Conn sighed. “My head hasn’t been in relationship stuff the last couple weeks, Ryan. We’ve been hiring people at a rate of five a day since we got back. I’ve been talking to EMSpace about buying them—that’s confidential. I’ve met with potential clients and potential astronauts, with Jake. It’s all been work, to the exclusion of everything an
d everyone else. Persisting even got pouty with me, and that was after I hired him.”
“I know you’re busy. And I’m grateful you met me today. It’s just frustrating. We have a lot to talk about.”
“Do we?” Conn said. “Like how you keep trying to rescue me, save me, whatever? Do you see now what can happen when you do that? I don’t need rescuing. Well—I mean, I needed to be rescued by Izzy, but that was different . . .”
Ryan dipped his prime rib sandwich in some jus. “You said you thought you were supposed to be alone. Conn, do you know how sad that is? No one is supposed to be alone. Least of all you.”
“Maybe not,” Conn said, sipping a Diet Coke. “But I choose to be. Don’t you get that?”

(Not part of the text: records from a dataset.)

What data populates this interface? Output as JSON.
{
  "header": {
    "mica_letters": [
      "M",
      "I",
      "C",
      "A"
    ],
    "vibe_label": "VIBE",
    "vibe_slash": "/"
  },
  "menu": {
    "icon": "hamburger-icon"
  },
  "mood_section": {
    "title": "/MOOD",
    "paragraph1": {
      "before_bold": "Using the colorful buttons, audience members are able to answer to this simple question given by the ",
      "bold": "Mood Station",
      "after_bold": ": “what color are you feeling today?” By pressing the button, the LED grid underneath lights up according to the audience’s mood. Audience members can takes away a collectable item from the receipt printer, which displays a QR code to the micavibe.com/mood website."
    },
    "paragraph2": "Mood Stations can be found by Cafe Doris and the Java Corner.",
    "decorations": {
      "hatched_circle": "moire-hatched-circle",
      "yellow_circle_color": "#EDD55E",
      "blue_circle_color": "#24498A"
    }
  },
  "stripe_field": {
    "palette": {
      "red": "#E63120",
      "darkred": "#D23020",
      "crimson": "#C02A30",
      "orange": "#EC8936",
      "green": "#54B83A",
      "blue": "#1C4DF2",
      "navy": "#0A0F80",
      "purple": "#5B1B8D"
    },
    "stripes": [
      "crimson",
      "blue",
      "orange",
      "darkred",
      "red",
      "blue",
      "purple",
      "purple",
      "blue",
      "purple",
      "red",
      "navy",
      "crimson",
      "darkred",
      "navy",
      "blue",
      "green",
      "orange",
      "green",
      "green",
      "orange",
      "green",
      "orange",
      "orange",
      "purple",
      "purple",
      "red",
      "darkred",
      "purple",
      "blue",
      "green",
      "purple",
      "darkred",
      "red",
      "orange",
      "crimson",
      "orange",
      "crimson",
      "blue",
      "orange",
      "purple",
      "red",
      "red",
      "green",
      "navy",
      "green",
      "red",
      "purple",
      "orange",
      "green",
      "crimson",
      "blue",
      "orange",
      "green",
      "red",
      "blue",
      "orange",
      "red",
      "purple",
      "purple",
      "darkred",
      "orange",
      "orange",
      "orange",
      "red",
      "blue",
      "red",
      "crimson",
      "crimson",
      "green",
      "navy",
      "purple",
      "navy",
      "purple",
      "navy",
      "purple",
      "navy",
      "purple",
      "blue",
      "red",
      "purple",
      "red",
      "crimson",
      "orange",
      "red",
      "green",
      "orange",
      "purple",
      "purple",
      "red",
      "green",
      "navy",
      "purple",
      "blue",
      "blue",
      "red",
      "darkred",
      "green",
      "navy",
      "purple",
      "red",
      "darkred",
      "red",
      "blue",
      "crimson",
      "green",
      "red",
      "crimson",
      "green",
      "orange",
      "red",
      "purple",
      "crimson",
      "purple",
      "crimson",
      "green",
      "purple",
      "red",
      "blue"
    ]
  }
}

“You didn’t want to be alone when we first got together. I screwed it up after that. I’ve learned my lesson.”
“We were going to break up no matter what you did. I realize that now. It just wasn’t for me. A relationship. It still isn’t. Not now.”
“When? Please don’t tell me when you have more time. That’s never true.”
“Maybe when I can buy all the groceries I need? When there’s a bank I can put my money in? When we can go outside in the sun?”
“When everything is back to normal. That’s convenient.”
“How so?” Conn asked with a mouthful of potato chips.
“Means you don’t have to deal with it right now. You can put it off.”
“So? I’m sorry that doesn’t fit into your plans, but that’s the way it is.”
Ryan ate in silence for a time, looking like he had more to say.
“You lost someone you cared about,” he finally said. Conn nodded. “Grant?”
“Well, that’s creepy,” Conn said.
“You rescued him from Saturn. He died recently. I put two and two together.”
“I don’t want to talk about Grant,” Conn said.